Abbiamo scoperto quali sono i dieci segnali che ci fanno capire se è tempo di ordinare pranzo o cena a domicilio.

Abbiamo indagato e studiato le reazioni degli uomini e delle donne davanti ad un #FrigoVuoto

Leggiamo per esempio un po’ di tweet che portano l’hashtag #FrigoVuoto (o #EmptyFridge).

C’è chi vive il vuoto del proprio #FrigoVuoto come una privazione e si deprime. Ci sono pornodive superdotate che mostrano le proprie grazie e chiedono gentilmente a qualcuno di uscire a fare la spesa per loro. O c’è una donna, per esempio, con un calice (un po’ abbondante) di vino in mano che si lamenta perché i suoi due figli di 8 e 12 anni, si stanno scannando perché hanno fame e il frigo è vuoto (Telefono Azzurro, pensaci tu!). Ci sono uomini che davanti al vuoto del proprio frigo, si sentono proprio come ai tempi dell’università – da cui ne deduciamo che un #FrigoVuoto denota un livello di istruzione medio-alto – e altri che si accontentano della birra stipata nel cassetto in cui andrebbero riposte le verdure…

Abbiamo poi individuato quattro “tipi” da #FrigoVuoto e abbiamo scoperto che il vuoto del loro frigo poteva essere colto come un’opportunità e non come una condanna. E tutto ciò grazie a JUST EAT! 
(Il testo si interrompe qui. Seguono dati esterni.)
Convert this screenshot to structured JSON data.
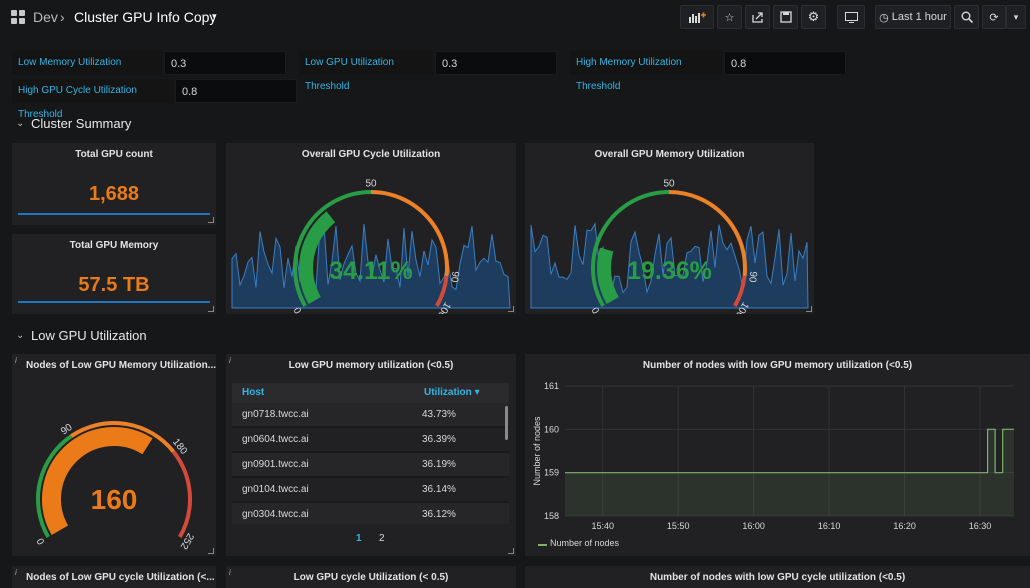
{
  "nav": {
    "folder": "Dev",
    "dashboard_title": "Cluster GPU Info Copy",
    "time_range": "Last 1 hour"
  },
  "variables": [
    {
      "label": "Low Memory Utilization Threshold",
      "value": "0.3"
    },
    {
      "label": "Low GPU Utilization Threshold",
      "value": "0.3"
    },
    {
      "label": "High Memory Utilization Threshold",
      "value": "0.8"
    },
    {
      "label": "High GPU Cycle Utilization Threshold",
      "value": "0.8"
    }
  ],
  "rows": {
    "cluster_summary": "Cluster Summary",
    "low_gpu": "Low GPU Utilization"
  },
  "panels": {
    "total_gpu_count": {
      "title": "Total GPU count",
      "value": "1,688"
    },
    "total_gpu_memory": {
      "title": "Total GPU Memory",
      "value": "57.5 TB"
    },
    "gpu_cycle": {
      "title": "Overall GPU Cycle Utilization",
      "value": "34.11%",
      "gauge_value": 34.11,
      "ticks": [
        "0",
        "50",
        "90",
        "100"
      ]
    },
    "gpu_memory": {
      "title": "Overall GPU Memory Utilization",
      "value": "19.36%",
      "gauge_value": 19.36,
      "ticks": [
        "0",
        "50",
        "90",
        "100"
      ]
    },
    "low_mem_nodes": {
      "title": "Nodes of Low GPU Memory Utilization...",
      "value": "160",
      "gauge_value": 160,
      "ticks": [
        "0",
        "90",
        "180",
        "252"
      ]
    },
    "low_mem_table": {
      "title": "Low GPU memory utilization (<0.5)",
      "col_host": "Host",
      "col_util": "Utilization",
      "rows": [
        {
          "host": "gn0718.twcc.ai",
          "util": "43.73%"
        },
        {
          "host": "gn0604.twcc.ai",
          "util": "36.39%"
        },
        {
          "host": "gn0901.twcc.ai",
          "util": "36.19%"
        },
        {
          "host": "gn0104.twcc.ai",
          "util": "36.14%"
        },
        {
          "host": "gn0304.twcc.ai",
          "util": "36.12%"
        }
      ],
      "pages": [
        "1",
        "2"
      ]
    },
    "low_mem_graph": {
      "title": "Number of nodes with low GPU memory utilization (<0.5)"
    },
    "low_cycle_nodes": {
      "title": "Nodes of Low GPU cycle Utilization (<..."
    },
    "low_cycle_table": {
      "title": "Low GPU cycle Utilization (< 0.5)"
    },
    "low_cycle_graph": {
      "title": "Number of nodes with low GPU cycle utilization (<0.5)"
    }
  },
  "chart_data": {
    "type": "line",
    "title": "Number of nodes with low GPU memory utilization (<0.5)",
    "ylabel": "Number of nodes",
    "xlabel": "",
    "x": [
      "15:35",
      "15:40",
      "15:45",
      "15:50",
      "15:55",
      "16:00",
      "16:05",
      "16:10",
      "16:15",
      "16:20",
      "16:25",
      "16:30",
      "16:31",
      "16:32",
      "16:33",
      "16:34"
    ],
    "series": [
      {
        "name": "Number of nodes",
        "values": [
          159,
          159,
          159,
          159,
          159,
          159,
          159,
          159,
          159,
          159,
          159,
          159,
          160,
          159,
          160,
          160
        ]
      }
    ],
    "x_ticks": [
      "15:40",
      "15:50",
      "16:00",
      "16:10",
      "16:20",
      "16:30"
    ],
    "y_ticks": [
      "158",
      "159",
      "160",
      "161"
    ],
    "ylim": [
      158,
      161
    ],
    "legend": "bottom-left",
    "color": "#7eb26d"
  },
  "colors": {
    "accent": "#33b5e5",
    "stat": "#eb7b18",
    "ok": "#299c46",
    "warn": "#ed8128",
    "crit": "#d44a3a"
  }
}
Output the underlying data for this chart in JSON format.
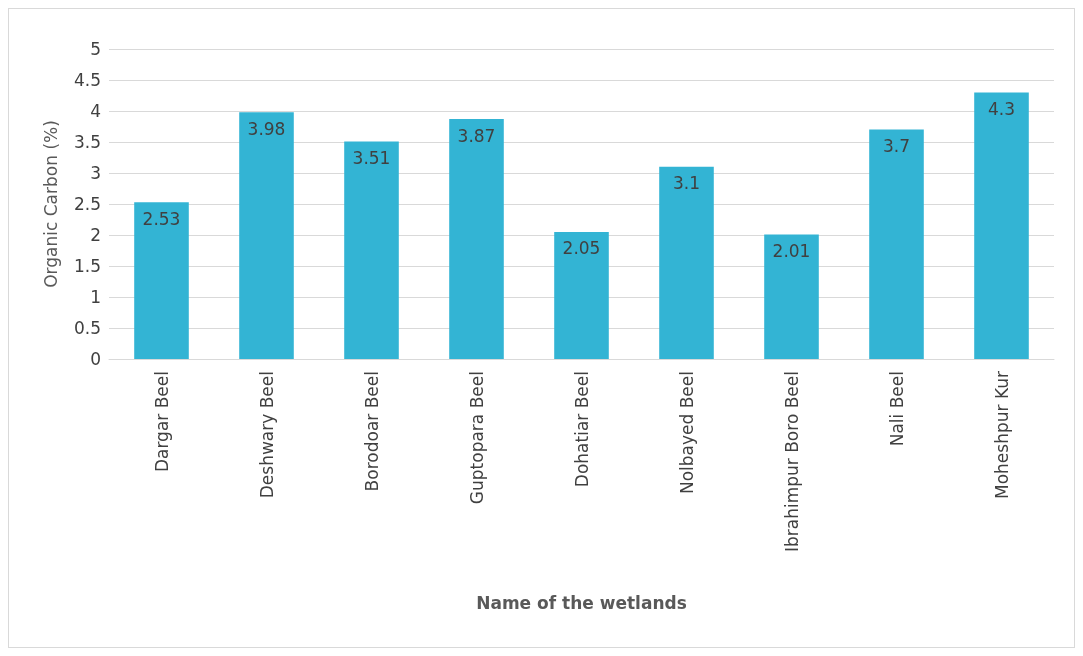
{
  "chart_data": {
    "type": "bar",
    "xlabel": "Name of the wetlands",
    "ylabel": "Organic Carbon (%)",
    "categories": [
      "Dargar Beel",
      "Deshwary Beel",
      "Borodoar Beel",
      "Guptopara Beel",
      "Dohatiar Beel",
      "Nolbayed Beel",
      "Ibrahimpur Boro Beel",
      "Nali Beel",
      "Moheshpur Kur"
    ],
    "values": [
      2.53,
      3.98,
      3.51,
      3.87,
      2.05,
      3.1,
      2.01,
      3.7,
      4.3
    ],
    "color": "#33b4d4",
    "ylim": [
      0,
      5
    ],
    "yticks": [
      0,
      0.5,
      1,
      1.5,
      2,
      2.5,
      3,
      3.5,
      4,
      4.5,
      5
    ],
    "grid": "y",
    "data_labels": true
  }
}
E giunto dunque il momento di chiedersi quante cose si possono fare al posto di fare la spesa, cucinare, lavare i piatti e pulire la cucina? Sì, perché un #FrigoVuoto non è soltanto sintomo di disorganizzazione e sciatteria, ma può essere manifestazione di una vita tanto intensa e ricca di cose, persone, viaggi, emozioni, relazioni. Ecco di seguito, partendo dai casi analizzati fino ad ora, alcuni esempi:

mamma

La mamma al fulmicotone lavora 40 ore a settimana in una grande città piena di traffico e smog. Il week end porta i figli in montagna a raccogliere frutti di bosco, a passeggiare nei campi, a cavalcare pony e a visitare borghi medievali. La domenica sera? Il frigo è vuoto e lei ordina cucina cinese su JUST EAT per tutti

nerd

Per i serial dipendenti con un debole per la science-fiction (e la pizza) ogni minuto speso lontano dalle loro passioni, è un minuto sprecato. Videogiochi, serie Tv, l’ennesimo titolo Urania scovato al mercatino dell’usato e i laboratori pro-Linux…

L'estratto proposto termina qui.